姚东京这招一出,己方占理,还能唬住对方。起码黄世泽害怕了,看她的眼睛带着反感和惊惧。
黄世泽冷笑着将手机朝桌上一摔,抬眼:“我做什么了你就报警?我是客人,在苏段吃饭,吃得不满意,你反倒把我告到警/局?这是什么道理?”
姚东京也冷笑,看来他耍赖不成,打算装模作样地和她讲道理了。既然要讲道理,那就来吧。
“哦?是吗?”姚东京得体地笑,“那么这位客人,你是怎么个不满意法呢?”
黄世泽抬了抬下巴,垂着眼皮看着桌上的血蛤:“这玩意儿,不新鲜。”
说着,他拾起其中一颗,用力掰开,露出了血蛤内心,汩汩往外流出血色的分泌液。
黄世泽将那颗血蛤朝姚东京脚边一扔:“你看,这能吃吗?”
姚东京仍旧笑:“这道菜叫白灼血蛤,很基本的一道海鲜。用丝网网住血蛤,在开水里泡8…10秒就可以食用,搭配醋或辣酱,味道鲜甜。”
“如果你是担心血蛤不新鲜,那就请后厨挑最新鲜的给你,不过在我看来,这些血蛤都非常新鲜,所以,我不明白这有什么不能吃的。

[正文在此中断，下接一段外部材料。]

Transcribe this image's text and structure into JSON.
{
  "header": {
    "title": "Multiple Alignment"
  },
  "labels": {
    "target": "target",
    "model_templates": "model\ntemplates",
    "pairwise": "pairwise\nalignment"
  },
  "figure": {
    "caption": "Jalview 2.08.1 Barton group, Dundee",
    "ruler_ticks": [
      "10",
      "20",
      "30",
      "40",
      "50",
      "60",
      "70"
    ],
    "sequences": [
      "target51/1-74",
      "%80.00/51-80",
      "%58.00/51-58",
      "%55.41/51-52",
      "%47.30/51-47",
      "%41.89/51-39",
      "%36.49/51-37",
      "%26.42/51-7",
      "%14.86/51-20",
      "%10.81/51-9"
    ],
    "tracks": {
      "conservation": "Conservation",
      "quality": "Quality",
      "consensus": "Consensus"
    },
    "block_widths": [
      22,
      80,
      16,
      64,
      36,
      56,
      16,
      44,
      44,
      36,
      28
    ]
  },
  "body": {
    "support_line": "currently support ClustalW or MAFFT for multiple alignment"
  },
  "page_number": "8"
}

”
黄世泽默了一秒,又掰开一只血蛤,滋出一汪“血水”:“里头鲜红鲜红,你咽得下去?”
姚东京拾起一只血蛤,轻轻一掰,血蛤就打开了:“这种血色的液体,并不是它的‘血液’,而是血蛤的分泌物,因此称之为‘血蛤’。白灼血蛤在烫开水的时候,不能等壳蚌都张开了才捞出,为的就是保存壳内的血色分泌物,这样营养不流失,还保住了它的鲜味。”

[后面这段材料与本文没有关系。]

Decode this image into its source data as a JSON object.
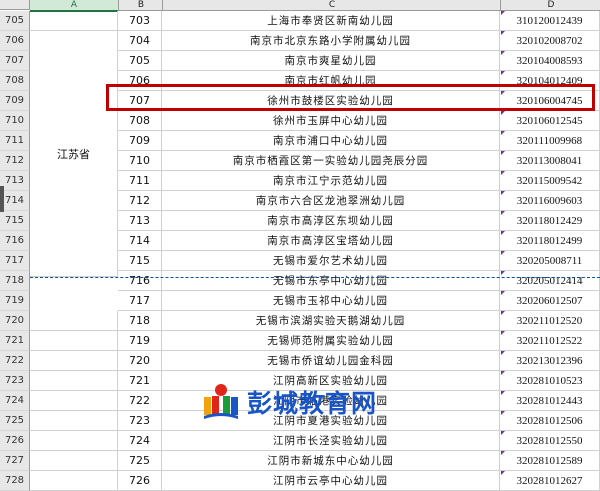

她将手里的血蛤吃到嘴里:“苏段的这道菜做得很好,每一步骤都无差错,所以血蛤才又新鲜又香甜。你觉得吃不下去,该不会是嫌弃血蛤的血色分泌物吧?令尊是餐饮巨头,这道菜并不出奇,你家的餐馆肯定也有。你家就是做这一行的,你怎么连这种常识都搞不清楚,说出去不是叫人笑话么?”
黄世泽盯着姚东京吃完了那只血蛤,哑口无言。黄家是很传统的家庭,黄明渤脑子里还带着从前的封建思想。黄世泽虽然是黄明渤的儿子,可却是次子,家中大小事务都是他哥哥在掌管,怎么也轮不到他。
他在家的地位最低,说话最没有分量。在家受不到重视,他自然更是不愿着家,长期住在外头,对家中的大小事务更不上心。那些菜的做法和讲究,他一概不知。
姚东京这一番话说得直戳黄世泽的心窝,可偏就全是事实,令人无话可驳。
形势已经逆转,理应见好就收。
经理这时候立马走上去,笑脸相迎:“黄先生如果还是觉得血蛤不新鲜,我马上叫后厨重做,或者您有什么别的想吃的,只要苏段有,一定给您奉上。”
黄世泽长舒一口气,慢悠悠地从椅子上站起来,冷冷地盯着段西安看,接着目光又落在姚东京身上。
经理还弯着腰陪着笑脸,黄世泽拍拍屁股,一言不发地走出了餐厅。
姚东京这才松了一口气。
段西安走过来:“你嘴皮子很利索嘛。”
经理跟着附和:“是啊是啊,多亏了姚女士,替苏段解决了个大麻烦。”
姚东京倒觉得这没什么。只要是服务行业的,隔三差五总能遇见一两个不讲理的客人,像黄世泽这样故意找茬的,虽然少见,却也是有的。
她管理酒店已经有一段时间了,各式各样的客人都遇到过,处理这种问题有自己的一套方法。对她来说,这甚至还算不上一个考验。
倒是段西安,整个过程中表现得太差劲了,要不就像经理似的,赔笑脸以求息事宁人,要不就像她似的,堵得人无话可说。
偏偏他两者皆不是,反倒选择了最愚蠢的办法:用感性处理问题,用武力解决麻烦。
一想起段西安刚才红着眼睛就要动拳头,姚东京就觉得好笑,也更肯定了自己的判断:这个段西安,铁定是段氏的什么亲戚,没本事,占闲职。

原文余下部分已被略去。